The state's attorney was a man of professorial mien, heavy-browed, with a small, sharp nose, small eyes obscured by thick tortoiseshellrimmed lenses, and a thin mouth frequently arched in an expression of lofty scorn. He craved power and in pursuit of it drew upon a gift for oratory. Crime inspired some of his loftiest flights. "Give me plenty of judges," he once declaimed, "so I can try the killer while the blood of his victim is still warm!"

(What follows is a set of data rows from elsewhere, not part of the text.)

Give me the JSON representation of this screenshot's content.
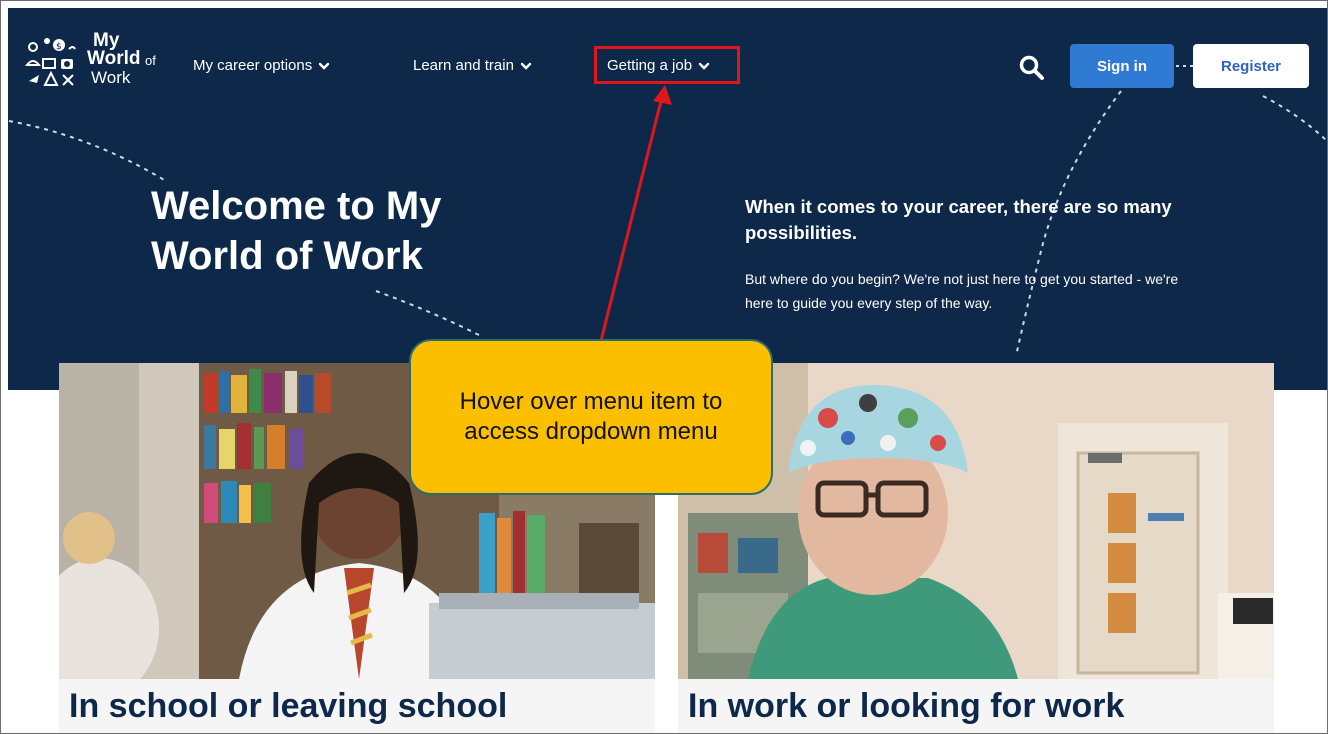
{
  "logo": {
    "line_my": "My",
    "line_world": "World",
    "line_of": "of",
    "line_work": "Work"
  },
  "nav": {
    "items": [
      {
        "label": "My career options"
      },
      {
        "label": "Learn and train"
      },
      {
        "label": "Getting a job"
      }
    ]
  },
  "header": {
    "signin_label": "Sign in",
    "register_label": "Register"
  },
  "hero": {
    "title": "Welcome to My World of Work",
    "lead": "When it comes to your career, there are so many possibilities.",
    "body": "But where do you begin? We're not just here to get you started - we're here to guide you every step of the way."
  },
  "cards": [
    {
      "title": "In school or leaving school"
    },
    {
      "title": "In work or looking for work"
    }
  ],
  "annotation": {
    "text": "Hover over menu item to access dropdown menu"
  },
  "colors": {
    "hero_bg": "#0d2849",
    "signin_bg": "#2f7ad3",
    "register_text": "#2f63b8",
    "highlight": "#e0161d",
    "callout_bg": "#fcbf00"
  },
  "icons": {
    "search": "search-icon",
    "chevron": "chevron-down-icon",
    "arrow": "arrow-icon"
  }
}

Robert Emmett Crowe was of Irish extraction, born in Peoria in 1879. For three years after graduating from Yale Law School he practiced privately with the Chicago firm of Moran, Mayer & Meyer. He married Candida Cuneo, the daughter of an Italian merchant who founded Chicago's oldest wholesale produce firm. At thirty he entered politics as an assistant state's attorney on the staff of John E. W. Wayman, the Republican politician, tolerant of the Levee's vice and gambling overlords until reform groups obliged him to close the redlight district. Under the Democratic administration of Mayor Carter H. Harrison, Jr., begun in 1914, Crowe served a year as an assistant city corporation counsel and a year as a Cook County circuit court judge. In 1919 he was named chief justice of the Criminal Court, the youngest man, at thirty-eight, ever to have sat on that bench. By then he had joined the Thompson faction, which two years later carried him to the post of state's attorney. It was in the same elections that Thompson won the mayoralty for the second time and Len Small, the governorship.